How should the United States respond to this predicament? By doubling down on democracy, argue the authors. “America’s grand strategy should be refocused on initiating a new phase of liberal internationalism that renews and deepens democracy globally, prevents democratic backsliding, and strengthens and consolidates bonds among democratic states,” write Deudney and Ikenberry.

Five goals should be at the forefront of U.S. policy:

  • increasing equality of opportunity throughout the democratic world;
  • assuming responsibility for global problems at home;
  • building new international institutions to manage interdependence smartly;
  • reconfiguring rights and responsibilities between rising and established powers; and
  • building the democratic community through efforts at mutual understanding.

Unlike traditional democracy promotion efforts, a grand strategy of democratic internationalism would focus more on the “pull” than the “push” of the democratic example, combined with a willingness to “push back” when necessary on the actions of illiberal states like China and Russia. Within the democratic community, it would require the United States to show greater toleration for domestic diversity among its partners, particularly from the global South, if it wishes to share the burdens of global leadership. Finally, it would require the United States to drop longstanding blinders imposed by American exceptionalism­­—particularly the notion that the U.S. national experience presents the best—even only—model for humanity.

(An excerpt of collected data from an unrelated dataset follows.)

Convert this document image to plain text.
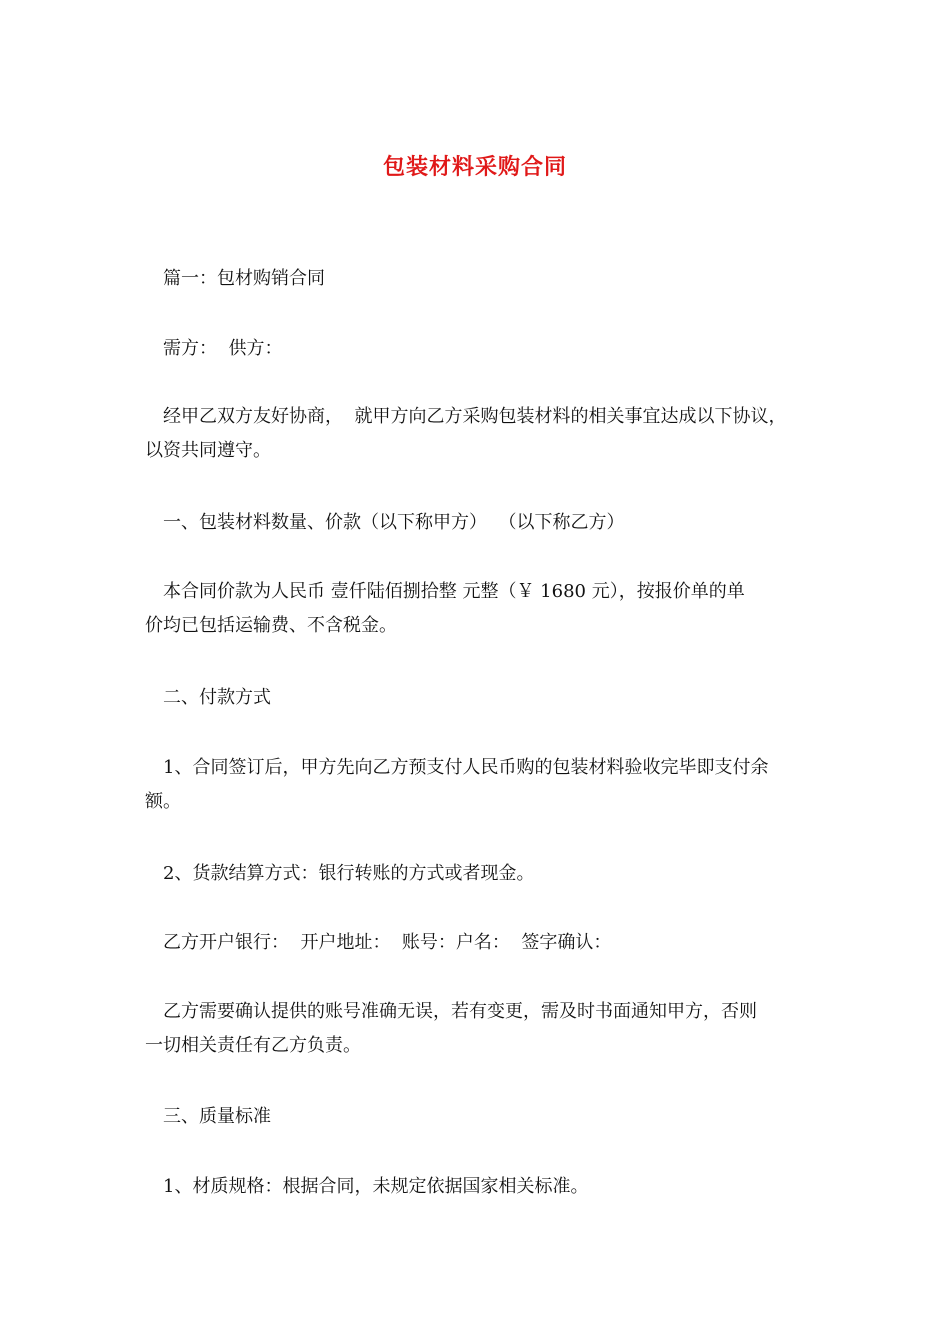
包装材料采购合同
篇一：包材购销合同
需方：  供方：
经甲乙双方友好协商，  就甲方向乙方采购包装材料的相关事宜达成以下协议，
以资共同遵守。
一、包装材料数量、价款（以下称甲方）  （以下称乙方）
本合同价款为人民币 壹仟陆佰捌拾整 元整（￥ 1680 元），按报价单的单
价均已包括运输费、不含税金。
二、付款方式
1、合同签订后，甲方先向乙方预支付人民币购的包装材料验收完毕即支付余
额。
2、货款结算方式：银行转账的方式或者现金。
乙方开户银行：  开户地址：  账号：户名：  签字确认：
乙方需要确认提供的账号准确无误，若有变更，需及时书面通知甲方，否则
一切相关责任有乙方负责。
三、质量标准
1、材质规格：根据合同，未规定依据国家相关标准。
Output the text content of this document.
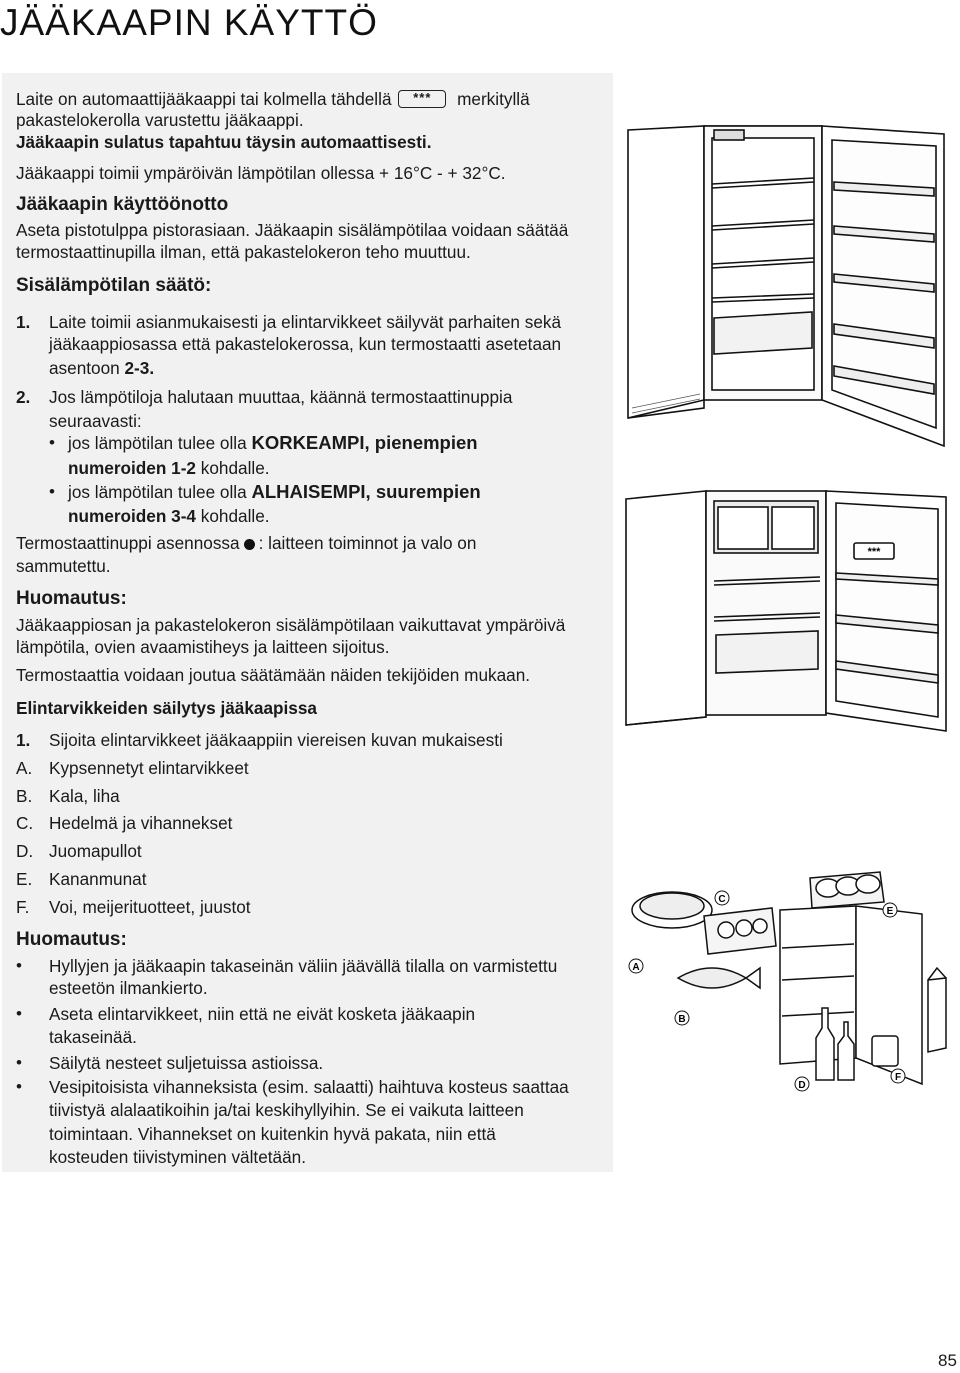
JÄÄKAAPIN KÄYTTÖ
Laite on automaattijääkaappi tai kolmella tähdellä *** merkityllä
pakastelokerolla varustettu jääkaappi.
Jääkaapin sulatus tapahtuu täysin automaattisesti.
Jääkaappi toimii ympäröivän lämpötilan ollessa + 16°C - + 32°C.
Jääkaapin käyttöönotto
Aseta pistotulppa pistorasiaan. Jääkaapin sisälämpötilaa voidaan säätää
termostaattinupilla ilman, että pakastelokeron teho muuttuu.
Sisälämpötilan säätö:
1. Laite toimii asianmukaisesti ja elintarvikkeet säilyvät parhaiten sekä
jääkaappiosassa että pakastelokerossa, kun termostaatti asetetaan
asentoon 2-3.
2. Jos lämpötiloja halutaan muuttaa, käännä termostaattinuppia
seuraavasti:
• jos lämpötilan tulee olla KORKEAMPI, pienempien
numeroiden 1-2 kohdalle.
• jos lämpötilan tulee olla ALHAISEMPI, suurempien
numeroiden 3-4 kohdalle.
Termostaattinuppi asennossa : laitteen toiminnot ja valo on
sammutettu.
Huomautus:
Jääkaappiosan ja pakastelokeron sisälämpötilaan vaikuttavat ympäröivä
lämpötila, ovien avaamistiheys ja laitteen sijoitus.
Termostaattia voidaan joutua säätämään näiden tekijöiden mukaan.
Elintarvikkeiden säilytys jääkaapissa
1. Sijoita elintarvikkeet jääkaappiin viereisen kuvan mukaisesti
A. Kypsennetyt elintarvikkeet
B. Kala, liha
C. Hedelmä ja vihannekset
D. Juomapullot
E. Kananmunat
F. Voi, meijerituotteet, juustot
Huomautus:
• Hyllyjen ja jääkaapin takaseinän väliin jäävällä tilalla on varmistettu
esteetön ilmankierto.
• Aseta elintarvikkeet, niin että ne eivät kosketa jääkaapin
takaseinää.
• Säilytä nesteet suljetuissa astioissa.
• Vesipitoisista vihanneksista (esim. salaatti) haihtuva kosteus saattaa
tiivistyä alalaatikoihin ja/tai keskihyllyihin. Se ei vaikuta laitteen
toimintaan. Vihannekset on kuitenkin hyvä pakata, niin että
kosteuden tiivistyminen vältetään.
***
A
B
C
D
E
F
85
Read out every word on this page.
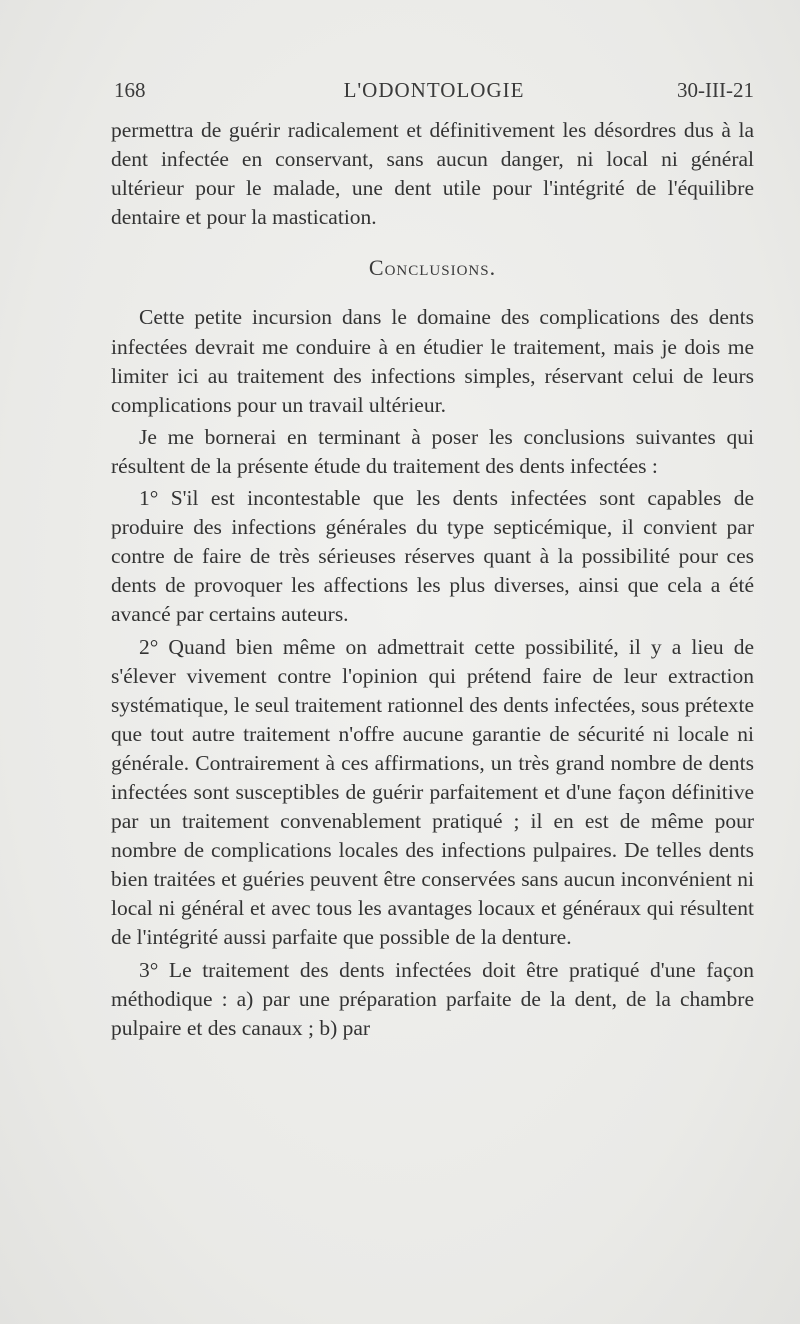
168	L'ODONTOLOGIE	30-III-21

permettra de guérir radicalement et définitivement les désordres dus à la dent infectée en conservant, sans aucun danger, ni local ni général ultérieur pour le malade, une dent utile pour l'intégrité de l'équilibre dentaire et pour la mastication.

Conclusions.

Cette petite incursion dans le domaine des complications des dents infectées devrait me conduire à en étudier le traitement, mais je dois me limiter ici au traitement des infections simples, réservant celui de leurs complications pour un travail ultérieur.

Je me bornerai en terminant à poser les conclusions suivantes qui résultent de la présente étude du traitement des dents infectées :

1° S'il est incontestable que les dents infectées sont capables de produire des infections générales du type septicémique, il convient par contre de faire de très sérieuses réserves quant à la possibilité pour ces dents de provoquer les affections les plus diverses, ainsi que cela a été avancé par certains auteurs.

2° Quand bien même on admettrait cette possibilité, il y a lieu de s'élever vivement contre l'opinion qui prétend faire de leur extraction systématique, le seul traitement rationnel des dents infectées, sous prétexte que tout autre traitement n'offre aucune garantie de sécurité ni locale ni générale. Contrairement à ces affirmations, un très grand nombre de dents infectées sont susceptibles de guérir parfaitement et d'une façon définitive par un traitement convenablement pratiqué ; il en est de même pour nombre de complications locales des infections pulpaires. De telles dents bien traitées et guéries peuvent être conservées sans aucun inconvénient ni local ni général et avec tous les avantages locaux et généraux qui résultent de l'intégrité aussi parfaite que possible de la denture.

3° Le traitement des dents infectées doit être pratiqué d'une façon méthodique : a) par une préparation parfaite de la dent, de la chambre pulpaire et des canaux ; b) par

“Democratic Internationalism” offers a sweeping, big-picture description of how the United States has led—and how it might lead in the future. Like any provocation, the piece raises more questions than it can possibly answer. Readers of a conservative bent will doubtless chafe at the authors’ selective mining of the U.S. historical record—and their progressive spin on American exceptionalism. Others may wonder how the authors’ domestic prescriptions—such as “restoring and modernizing the New Deal social contract within the United States”—will play in the Republican-controlled House or the thirty-two governors’ mansions occupied by the GOP after the 2012 elections. Finally, realists may scratch their heads and ask, does it really make sense to place such weight on cooperation among democracies, when we live in a G2 world? All good questions, stimulated by a good read.